M. K. : J’ai rejoint les rangs du compagnonnage à l’âge de 14 ans parce que j’étais en situation d’échec scolaire. Je suis passé devant une délégation interministérielle, l’insertion des jeunes en difficulté et tout le tintouin. Ils ont dit: “Il ne sera pas électricien, il n’a pas le niveau en maths. Il ne sera pas maçon, il n’y a plus de place. Il sera donc peintre.” C’est ainsi que je me suis retrouvé peintre en bâtiment. Je n’ai donc pas vraiment choisi la peinture, même si aujourd’hui elle coule dans mes veines. En tant que compagnon, je travaillais sur les monuments historiques et j’étais donc confronté aux codes et aux diktats de l’architecture académique française. C’est comme ça que j’ai appris à les connaître. Mon métier m’a éduqué. Aujourd’hui, dans mon travail artistique, je mène une réflexion sur les codes passés et futurs de l’habitat à travers la déformation de matériaux rigides.

 

 

Photo : Gilles Pernet.

Numéro : Faut-il être foncièrement violent pour pratiquer la boxe ?

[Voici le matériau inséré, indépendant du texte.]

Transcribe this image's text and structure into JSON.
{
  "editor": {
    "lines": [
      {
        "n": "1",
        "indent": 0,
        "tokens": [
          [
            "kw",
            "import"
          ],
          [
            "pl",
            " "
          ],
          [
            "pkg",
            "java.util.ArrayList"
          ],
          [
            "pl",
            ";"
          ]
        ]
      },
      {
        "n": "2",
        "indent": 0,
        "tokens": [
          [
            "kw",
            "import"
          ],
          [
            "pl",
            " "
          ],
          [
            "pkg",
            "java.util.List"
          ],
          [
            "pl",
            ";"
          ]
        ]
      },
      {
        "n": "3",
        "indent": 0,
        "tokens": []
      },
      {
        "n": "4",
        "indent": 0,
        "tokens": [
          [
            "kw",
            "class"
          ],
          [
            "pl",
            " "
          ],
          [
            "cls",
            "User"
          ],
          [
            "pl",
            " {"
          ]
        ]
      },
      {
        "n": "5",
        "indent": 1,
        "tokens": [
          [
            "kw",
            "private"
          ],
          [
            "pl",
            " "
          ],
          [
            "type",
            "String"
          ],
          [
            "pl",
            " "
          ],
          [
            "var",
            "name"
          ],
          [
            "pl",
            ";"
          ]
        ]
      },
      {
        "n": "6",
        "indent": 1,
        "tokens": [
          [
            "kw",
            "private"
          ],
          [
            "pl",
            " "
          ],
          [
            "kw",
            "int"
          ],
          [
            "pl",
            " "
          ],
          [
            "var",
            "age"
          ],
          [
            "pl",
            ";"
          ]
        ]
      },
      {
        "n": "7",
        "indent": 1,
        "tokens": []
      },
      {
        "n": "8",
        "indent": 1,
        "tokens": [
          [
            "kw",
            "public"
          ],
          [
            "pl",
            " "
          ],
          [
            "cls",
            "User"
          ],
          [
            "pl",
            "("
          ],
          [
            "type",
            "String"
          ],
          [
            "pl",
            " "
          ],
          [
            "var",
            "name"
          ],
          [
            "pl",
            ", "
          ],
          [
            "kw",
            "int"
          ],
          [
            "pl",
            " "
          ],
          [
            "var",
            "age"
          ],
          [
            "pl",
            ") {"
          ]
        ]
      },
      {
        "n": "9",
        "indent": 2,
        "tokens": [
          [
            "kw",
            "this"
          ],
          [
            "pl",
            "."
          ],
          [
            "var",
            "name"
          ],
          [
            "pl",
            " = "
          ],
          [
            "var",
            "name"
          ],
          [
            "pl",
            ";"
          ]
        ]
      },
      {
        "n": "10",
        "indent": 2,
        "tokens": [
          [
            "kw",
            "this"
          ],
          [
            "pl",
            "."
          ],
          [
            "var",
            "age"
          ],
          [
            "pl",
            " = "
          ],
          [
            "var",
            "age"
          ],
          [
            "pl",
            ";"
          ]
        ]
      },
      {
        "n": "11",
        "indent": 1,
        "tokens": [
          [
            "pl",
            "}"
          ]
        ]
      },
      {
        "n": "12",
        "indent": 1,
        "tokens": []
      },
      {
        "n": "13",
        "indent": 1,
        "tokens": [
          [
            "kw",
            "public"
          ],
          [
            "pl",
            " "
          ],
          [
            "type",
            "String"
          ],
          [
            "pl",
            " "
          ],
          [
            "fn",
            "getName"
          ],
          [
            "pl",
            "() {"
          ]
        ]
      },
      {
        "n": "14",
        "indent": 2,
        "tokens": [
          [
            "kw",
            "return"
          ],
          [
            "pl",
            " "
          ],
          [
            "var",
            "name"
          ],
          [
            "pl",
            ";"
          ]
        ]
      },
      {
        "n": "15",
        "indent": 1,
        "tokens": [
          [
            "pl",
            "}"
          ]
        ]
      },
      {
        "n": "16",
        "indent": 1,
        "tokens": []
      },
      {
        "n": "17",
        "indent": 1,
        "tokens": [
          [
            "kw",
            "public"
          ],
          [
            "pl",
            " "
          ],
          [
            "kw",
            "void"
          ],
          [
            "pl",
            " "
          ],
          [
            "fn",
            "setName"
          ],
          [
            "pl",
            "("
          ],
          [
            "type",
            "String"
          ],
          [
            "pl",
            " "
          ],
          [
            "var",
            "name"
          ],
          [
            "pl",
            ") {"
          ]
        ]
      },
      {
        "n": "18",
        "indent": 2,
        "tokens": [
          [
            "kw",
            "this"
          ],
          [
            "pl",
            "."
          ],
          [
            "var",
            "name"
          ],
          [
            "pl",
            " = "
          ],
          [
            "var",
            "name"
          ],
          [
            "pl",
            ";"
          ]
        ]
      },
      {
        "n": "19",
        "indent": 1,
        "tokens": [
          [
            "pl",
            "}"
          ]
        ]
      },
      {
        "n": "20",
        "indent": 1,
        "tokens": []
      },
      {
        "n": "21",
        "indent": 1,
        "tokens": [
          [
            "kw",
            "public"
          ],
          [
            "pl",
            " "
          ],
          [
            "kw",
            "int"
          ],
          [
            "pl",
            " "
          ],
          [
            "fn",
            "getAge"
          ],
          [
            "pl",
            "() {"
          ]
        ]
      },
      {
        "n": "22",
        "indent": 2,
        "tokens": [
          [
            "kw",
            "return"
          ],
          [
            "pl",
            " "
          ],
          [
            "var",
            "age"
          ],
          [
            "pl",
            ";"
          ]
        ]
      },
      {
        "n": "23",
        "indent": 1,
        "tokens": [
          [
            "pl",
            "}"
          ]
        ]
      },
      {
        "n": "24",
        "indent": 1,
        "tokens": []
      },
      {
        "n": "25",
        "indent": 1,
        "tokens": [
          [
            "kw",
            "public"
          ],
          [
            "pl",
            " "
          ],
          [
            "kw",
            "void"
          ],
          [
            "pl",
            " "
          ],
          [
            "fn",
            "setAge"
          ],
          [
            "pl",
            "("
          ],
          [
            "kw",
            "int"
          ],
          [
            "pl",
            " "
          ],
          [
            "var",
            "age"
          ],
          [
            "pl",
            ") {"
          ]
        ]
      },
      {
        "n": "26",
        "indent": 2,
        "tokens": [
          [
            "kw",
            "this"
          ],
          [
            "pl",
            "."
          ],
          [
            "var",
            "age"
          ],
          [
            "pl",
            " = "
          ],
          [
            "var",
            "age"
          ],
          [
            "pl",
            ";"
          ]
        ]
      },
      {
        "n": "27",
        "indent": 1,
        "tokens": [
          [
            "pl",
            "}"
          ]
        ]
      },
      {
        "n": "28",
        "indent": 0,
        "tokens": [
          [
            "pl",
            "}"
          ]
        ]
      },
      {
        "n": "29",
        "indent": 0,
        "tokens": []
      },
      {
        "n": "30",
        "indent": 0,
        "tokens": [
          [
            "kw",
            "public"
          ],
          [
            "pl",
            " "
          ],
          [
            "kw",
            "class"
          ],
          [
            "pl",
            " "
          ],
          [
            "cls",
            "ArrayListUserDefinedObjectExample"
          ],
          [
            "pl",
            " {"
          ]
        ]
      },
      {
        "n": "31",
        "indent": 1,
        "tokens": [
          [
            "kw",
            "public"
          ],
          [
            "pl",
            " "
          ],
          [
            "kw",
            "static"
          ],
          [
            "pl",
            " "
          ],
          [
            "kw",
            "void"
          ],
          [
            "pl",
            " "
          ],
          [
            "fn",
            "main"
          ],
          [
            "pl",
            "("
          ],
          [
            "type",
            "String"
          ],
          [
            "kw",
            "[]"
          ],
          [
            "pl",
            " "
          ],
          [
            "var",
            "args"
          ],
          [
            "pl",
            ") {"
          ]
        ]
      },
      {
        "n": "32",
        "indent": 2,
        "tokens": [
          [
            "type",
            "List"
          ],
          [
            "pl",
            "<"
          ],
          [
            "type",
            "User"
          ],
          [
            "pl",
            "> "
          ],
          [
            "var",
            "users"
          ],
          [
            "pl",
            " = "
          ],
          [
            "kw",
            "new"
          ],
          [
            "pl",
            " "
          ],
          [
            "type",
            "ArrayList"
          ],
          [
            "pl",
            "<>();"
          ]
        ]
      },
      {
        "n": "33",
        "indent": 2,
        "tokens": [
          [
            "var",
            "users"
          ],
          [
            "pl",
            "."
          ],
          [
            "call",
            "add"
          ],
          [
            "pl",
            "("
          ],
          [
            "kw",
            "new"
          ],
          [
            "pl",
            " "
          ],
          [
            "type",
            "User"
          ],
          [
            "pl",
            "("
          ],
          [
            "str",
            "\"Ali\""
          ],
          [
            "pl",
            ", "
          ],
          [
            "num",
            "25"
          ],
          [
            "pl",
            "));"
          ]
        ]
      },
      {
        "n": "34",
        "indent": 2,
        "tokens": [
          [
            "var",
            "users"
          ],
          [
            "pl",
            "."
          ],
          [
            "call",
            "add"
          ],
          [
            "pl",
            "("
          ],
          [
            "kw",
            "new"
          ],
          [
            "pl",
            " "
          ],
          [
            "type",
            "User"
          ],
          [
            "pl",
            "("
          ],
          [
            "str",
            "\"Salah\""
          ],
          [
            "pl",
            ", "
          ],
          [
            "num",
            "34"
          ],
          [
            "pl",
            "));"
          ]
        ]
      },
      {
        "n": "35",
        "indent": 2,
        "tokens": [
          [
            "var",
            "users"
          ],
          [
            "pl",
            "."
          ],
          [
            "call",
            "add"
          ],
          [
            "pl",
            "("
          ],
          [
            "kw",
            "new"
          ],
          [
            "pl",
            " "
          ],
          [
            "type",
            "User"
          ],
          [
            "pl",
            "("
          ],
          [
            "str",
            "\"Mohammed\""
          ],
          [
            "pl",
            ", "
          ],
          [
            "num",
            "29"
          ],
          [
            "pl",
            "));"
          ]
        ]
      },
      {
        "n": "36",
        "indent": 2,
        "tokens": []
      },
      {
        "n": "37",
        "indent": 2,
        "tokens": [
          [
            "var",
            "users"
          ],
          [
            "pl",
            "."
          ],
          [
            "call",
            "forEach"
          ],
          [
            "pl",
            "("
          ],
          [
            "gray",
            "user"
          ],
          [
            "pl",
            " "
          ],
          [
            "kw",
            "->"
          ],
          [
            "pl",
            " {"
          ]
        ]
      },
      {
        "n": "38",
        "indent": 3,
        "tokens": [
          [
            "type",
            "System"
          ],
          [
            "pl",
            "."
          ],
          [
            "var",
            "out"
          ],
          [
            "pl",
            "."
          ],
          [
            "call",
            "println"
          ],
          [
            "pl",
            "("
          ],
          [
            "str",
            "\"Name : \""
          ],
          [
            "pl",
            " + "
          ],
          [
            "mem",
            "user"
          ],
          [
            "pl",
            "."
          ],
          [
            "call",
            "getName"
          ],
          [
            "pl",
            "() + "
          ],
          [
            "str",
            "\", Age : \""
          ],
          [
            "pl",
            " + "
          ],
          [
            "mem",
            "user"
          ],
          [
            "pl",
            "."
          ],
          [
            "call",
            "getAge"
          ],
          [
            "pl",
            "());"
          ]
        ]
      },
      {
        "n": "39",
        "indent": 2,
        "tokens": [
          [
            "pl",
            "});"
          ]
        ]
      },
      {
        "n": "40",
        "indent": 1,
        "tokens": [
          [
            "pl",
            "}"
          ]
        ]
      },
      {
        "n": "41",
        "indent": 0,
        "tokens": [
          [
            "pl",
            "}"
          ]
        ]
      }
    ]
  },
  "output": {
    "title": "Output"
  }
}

P. Q. : Je dis toujours qu’on n’entre pas dans une salle de boxe par hasard.

M. K. : Si je me suis mis à la boxe, c’est parce que j’étais très en colère. L’idée, c’est quand même de taper sur quelqu’un ! Sans colère, difficile de gagner. L’avantage de gagner, c’est qu’on est ensuite moins en colère, jusqu’à ce qu’on ne le soit plus du tout et qu’on puisse se tourner vers des valeurs et des moyens d’expression qui prennent plus de sens avec l’âge. Mais d’avoir vécu avec la douleur physique au quotidien est la plus belle chose qui me soit arrivée, après, tout vous semble très sympathique. Cela permet de relativiser.

P. Q. : Lorsque j’avais 14 ans, je faisais 1 m 93 pour 70 kg et je n’arrêtais pas de me faire fracasser par des mecs plus baraqués que moi. Si je suis entré dans une salle de boxe, c’était surtout pour apprendre à me défendre. La boxe est un sport très dur. Pour preuve : on joue au foot, on joue au basket, mais on ne joue pas à la boxe.

 

Mathias Kiss participe à l’exposition Double Je, Artisans d’art et Artistes, au Palais de Tokyo, jusqu’au 16 mai.